Talvez chegue um dia em que a onipotência dos sistemas apague qualquer possibilidade de caminhos alternativos. Não parece que esse dia esteja muito longe. Mas por enquanto, por mais fechados, inflexíveis, impessoais e inalteráveis que sejam, os sistemas foram postos em ação por alguém ou por alguéns que decidiram que eles funcionariam de tal ou tal maneira.

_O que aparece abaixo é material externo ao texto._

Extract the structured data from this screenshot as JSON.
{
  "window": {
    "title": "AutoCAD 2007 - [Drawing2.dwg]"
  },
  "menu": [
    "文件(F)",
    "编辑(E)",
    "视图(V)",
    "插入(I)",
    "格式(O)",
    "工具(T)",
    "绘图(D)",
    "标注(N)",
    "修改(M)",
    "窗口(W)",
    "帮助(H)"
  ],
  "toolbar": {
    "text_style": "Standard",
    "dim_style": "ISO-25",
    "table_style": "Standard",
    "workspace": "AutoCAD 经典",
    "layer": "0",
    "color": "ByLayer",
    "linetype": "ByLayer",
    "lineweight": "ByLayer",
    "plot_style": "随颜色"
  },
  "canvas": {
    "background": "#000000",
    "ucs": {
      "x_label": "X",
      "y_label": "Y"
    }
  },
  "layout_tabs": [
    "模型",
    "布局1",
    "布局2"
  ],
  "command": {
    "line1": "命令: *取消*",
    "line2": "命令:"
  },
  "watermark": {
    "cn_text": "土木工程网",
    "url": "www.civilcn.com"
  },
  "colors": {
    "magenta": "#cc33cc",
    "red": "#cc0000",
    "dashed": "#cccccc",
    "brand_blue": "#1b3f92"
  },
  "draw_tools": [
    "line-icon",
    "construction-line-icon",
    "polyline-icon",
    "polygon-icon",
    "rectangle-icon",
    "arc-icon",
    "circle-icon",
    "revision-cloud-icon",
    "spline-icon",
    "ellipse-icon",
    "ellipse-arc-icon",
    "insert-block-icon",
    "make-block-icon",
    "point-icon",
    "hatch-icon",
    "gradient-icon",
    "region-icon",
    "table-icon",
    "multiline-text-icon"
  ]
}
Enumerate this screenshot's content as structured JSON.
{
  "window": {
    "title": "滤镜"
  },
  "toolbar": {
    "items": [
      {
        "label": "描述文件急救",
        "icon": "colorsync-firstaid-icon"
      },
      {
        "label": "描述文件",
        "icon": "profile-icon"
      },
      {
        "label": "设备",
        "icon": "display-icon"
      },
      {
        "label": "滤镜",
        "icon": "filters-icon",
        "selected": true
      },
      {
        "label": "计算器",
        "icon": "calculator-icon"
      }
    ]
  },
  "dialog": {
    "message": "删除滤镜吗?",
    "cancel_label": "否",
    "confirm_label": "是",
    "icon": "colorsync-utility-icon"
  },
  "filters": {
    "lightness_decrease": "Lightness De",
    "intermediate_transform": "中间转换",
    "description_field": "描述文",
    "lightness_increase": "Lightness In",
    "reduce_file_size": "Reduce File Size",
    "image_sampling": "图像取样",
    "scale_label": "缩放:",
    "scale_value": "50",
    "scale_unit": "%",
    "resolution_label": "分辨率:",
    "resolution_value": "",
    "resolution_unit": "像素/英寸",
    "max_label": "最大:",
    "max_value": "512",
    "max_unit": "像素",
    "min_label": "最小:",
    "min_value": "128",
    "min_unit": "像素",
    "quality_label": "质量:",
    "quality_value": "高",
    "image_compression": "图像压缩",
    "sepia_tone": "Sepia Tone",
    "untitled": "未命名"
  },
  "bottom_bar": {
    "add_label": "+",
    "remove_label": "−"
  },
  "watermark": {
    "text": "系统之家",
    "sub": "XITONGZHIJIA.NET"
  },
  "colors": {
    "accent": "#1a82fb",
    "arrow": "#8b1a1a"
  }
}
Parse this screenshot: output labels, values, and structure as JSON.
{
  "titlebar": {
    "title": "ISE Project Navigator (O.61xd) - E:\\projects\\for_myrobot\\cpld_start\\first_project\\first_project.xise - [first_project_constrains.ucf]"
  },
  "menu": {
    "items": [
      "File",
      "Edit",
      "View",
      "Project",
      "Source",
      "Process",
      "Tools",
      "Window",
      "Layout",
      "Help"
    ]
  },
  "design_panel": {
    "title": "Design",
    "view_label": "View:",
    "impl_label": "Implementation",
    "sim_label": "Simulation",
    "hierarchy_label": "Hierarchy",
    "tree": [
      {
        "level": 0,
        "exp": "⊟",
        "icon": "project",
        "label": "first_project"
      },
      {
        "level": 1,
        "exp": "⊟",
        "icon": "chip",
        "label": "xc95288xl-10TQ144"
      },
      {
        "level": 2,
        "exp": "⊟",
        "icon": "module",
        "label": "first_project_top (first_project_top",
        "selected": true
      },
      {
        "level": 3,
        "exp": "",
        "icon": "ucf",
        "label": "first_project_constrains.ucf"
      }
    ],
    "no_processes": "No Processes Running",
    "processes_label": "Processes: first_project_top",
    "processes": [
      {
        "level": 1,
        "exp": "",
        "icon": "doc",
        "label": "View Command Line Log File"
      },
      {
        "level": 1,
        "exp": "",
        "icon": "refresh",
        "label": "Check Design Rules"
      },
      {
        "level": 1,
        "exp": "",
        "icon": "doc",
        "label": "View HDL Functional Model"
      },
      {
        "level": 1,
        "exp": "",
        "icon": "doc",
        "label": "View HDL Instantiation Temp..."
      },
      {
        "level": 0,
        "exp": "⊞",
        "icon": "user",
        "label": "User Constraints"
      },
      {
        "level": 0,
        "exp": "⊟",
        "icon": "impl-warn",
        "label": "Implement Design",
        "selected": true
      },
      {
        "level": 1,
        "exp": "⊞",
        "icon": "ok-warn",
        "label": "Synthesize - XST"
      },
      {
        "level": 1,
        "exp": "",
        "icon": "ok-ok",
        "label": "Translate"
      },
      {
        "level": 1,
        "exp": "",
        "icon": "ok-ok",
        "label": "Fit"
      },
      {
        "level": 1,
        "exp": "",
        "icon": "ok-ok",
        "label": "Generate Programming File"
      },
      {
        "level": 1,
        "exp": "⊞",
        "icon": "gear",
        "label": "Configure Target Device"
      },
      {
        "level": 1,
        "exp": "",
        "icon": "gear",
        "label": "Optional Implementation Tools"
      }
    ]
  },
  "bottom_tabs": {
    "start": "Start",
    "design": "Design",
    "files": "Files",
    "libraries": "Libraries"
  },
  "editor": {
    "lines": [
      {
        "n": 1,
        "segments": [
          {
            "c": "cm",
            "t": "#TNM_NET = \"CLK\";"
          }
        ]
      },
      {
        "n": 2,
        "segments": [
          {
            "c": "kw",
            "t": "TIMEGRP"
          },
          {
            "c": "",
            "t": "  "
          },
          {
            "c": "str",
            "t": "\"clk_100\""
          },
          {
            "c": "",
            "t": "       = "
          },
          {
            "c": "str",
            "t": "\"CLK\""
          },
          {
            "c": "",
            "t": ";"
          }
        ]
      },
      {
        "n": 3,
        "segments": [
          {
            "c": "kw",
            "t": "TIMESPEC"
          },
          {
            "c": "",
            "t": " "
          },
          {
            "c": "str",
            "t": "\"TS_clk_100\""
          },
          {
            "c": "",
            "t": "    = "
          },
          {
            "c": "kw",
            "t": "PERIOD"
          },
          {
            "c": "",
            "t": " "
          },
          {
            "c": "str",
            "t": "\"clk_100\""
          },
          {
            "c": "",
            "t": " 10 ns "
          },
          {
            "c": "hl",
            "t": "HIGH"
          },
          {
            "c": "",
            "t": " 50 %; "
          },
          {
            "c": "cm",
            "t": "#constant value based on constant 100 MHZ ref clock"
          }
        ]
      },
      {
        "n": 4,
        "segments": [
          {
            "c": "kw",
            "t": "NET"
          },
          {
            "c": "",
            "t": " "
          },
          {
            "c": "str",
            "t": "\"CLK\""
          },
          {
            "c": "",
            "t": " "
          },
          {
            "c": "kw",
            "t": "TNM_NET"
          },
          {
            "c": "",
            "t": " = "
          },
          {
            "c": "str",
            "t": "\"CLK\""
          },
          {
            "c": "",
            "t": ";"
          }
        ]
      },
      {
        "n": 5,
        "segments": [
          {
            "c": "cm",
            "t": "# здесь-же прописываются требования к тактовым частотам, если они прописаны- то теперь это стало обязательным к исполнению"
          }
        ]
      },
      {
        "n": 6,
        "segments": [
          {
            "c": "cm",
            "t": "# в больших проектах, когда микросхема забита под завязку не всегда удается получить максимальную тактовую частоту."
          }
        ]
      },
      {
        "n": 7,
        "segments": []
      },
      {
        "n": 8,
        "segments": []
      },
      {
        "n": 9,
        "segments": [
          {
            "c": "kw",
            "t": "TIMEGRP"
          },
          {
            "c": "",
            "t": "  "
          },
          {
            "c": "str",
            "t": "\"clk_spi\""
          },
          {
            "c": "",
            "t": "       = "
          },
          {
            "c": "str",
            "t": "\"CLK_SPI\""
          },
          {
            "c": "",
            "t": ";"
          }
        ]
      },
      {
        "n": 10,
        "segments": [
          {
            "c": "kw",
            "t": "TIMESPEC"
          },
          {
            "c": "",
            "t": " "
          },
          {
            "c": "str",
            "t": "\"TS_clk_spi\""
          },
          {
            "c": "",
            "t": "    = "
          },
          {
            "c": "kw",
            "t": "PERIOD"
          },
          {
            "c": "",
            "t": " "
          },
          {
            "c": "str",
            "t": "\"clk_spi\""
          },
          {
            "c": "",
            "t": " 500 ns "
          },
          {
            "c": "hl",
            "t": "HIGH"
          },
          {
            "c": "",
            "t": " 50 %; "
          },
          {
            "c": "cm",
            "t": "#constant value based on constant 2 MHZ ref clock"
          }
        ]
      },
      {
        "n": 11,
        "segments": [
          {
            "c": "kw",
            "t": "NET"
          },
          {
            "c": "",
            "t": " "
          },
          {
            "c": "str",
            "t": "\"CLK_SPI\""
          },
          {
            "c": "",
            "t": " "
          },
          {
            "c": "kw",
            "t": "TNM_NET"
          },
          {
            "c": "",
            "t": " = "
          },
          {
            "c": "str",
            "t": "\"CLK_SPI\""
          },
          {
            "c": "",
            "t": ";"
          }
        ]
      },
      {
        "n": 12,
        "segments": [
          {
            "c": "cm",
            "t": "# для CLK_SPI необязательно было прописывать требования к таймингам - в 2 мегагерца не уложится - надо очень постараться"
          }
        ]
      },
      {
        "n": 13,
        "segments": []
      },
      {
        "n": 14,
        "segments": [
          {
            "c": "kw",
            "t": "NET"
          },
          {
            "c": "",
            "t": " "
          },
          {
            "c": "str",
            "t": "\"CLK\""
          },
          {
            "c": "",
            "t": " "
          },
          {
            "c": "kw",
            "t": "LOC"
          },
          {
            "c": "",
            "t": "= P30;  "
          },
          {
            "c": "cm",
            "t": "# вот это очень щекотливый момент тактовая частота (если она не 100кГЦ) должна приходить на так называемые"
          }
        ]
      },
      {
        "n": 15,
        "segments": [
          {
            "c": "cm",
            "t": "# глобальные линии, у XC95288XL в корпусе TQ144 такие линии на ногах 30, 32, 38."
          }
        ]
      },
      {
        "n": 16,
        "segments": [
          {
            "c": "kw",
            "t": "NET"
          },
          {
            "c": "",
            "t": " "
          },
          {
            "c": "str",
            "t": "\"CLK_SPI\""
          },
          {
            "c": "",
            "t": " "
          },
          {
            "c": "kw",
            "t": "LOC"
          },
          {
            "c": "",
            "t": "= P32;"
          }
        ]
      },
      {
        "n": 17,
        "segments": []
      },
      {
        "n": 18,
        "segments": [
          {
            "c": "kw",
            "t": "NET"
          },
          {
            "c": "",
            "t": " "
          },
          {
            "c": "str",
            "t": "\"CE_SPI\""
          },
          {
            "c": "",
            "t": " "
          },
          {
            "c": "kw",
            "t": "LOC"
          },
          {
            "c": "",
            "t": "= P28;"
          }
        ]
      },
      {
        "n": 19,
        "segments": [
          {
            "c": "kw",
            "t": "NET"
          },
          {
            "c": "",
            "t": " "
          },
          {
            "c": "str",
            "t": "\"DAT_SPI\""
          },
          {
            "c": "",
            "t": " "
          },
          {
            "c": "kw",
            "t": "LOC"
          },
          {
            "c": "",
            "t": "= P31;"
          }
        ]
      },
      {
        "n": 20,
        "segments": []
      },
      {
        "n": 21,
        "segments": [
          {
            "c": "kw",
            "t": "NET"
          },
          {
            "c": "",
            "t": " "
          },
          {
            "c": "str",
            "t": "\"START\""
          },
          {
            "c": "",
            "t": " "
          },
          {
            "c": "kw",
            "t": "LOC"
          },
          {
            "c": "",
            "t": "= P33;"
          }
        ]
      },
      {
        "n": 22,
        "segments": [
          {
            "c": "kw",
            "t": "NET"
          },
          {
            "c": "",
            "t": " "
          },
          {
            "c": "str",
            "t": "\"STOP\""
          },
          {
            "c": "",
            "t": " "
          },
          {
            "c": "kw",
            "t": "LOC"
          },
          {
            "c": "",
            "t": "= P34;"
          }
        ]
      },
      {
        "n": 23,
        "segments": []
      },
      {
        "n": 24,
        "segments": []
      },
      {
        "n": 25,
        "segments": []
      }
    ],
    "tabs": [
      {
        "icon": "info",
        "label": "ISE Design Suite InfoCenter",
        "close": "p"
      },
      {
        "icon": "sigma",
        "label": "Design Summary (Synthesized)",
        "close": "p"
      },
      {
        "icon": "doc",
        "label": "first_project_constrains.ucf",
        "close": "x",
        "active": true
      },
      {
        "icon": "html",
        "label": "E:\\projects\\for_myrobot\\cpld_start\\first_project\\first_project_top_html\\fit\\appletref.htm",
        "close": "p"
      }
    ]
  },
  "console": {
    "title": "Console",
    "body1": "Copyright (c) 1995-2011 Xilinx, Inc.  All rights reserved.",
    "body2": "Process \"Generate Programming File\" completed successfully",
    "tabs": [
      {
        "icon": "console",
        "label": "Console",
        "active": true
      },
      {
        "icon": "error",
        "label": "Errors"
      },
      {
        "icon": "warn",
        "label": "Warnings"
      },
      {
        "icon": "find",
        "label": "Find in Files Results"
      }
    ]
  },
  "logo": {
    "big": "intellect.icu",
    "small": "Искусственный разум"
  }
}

E por mais que os engenheiros ou informáticos que os criaram acreditem que estão agindo apenas segundo critérios totalmente objetivos, é evidente que o funcionamento dos sistemas e que decisões a respeito de seu funcionamento são presididos por interesses inegavelmente humanos e personalizados.




Empresas são feitas prá ganhar dinheiro, prá gerar lucro. A regra do jogo é essa, ok... Mas empresas que trabalham com saúde (seguradoras, laboratórios, clínicas) têm que conseguir sua parcela de lucro trabalhando a favor da saúde dos usuários, não contra ela. A onipotência dos sistemas não deveria se alimentar da total impotência dos pacientes. O funcionamento dos sistemas também têm que levar seus interresses em conta, ou essas empresas não têm justificativa para existir, nem para sustentar seu discurso mercadológico.








Espero que com tudo isso eu ainda consiga realizar meus exames, que os resultados sejam bons, que eu tenha alguns diazinhos de férias em paz e que nos próximos meses não precise viver em tanta promiscuidade com os sistemas de saúde. Salve!!!!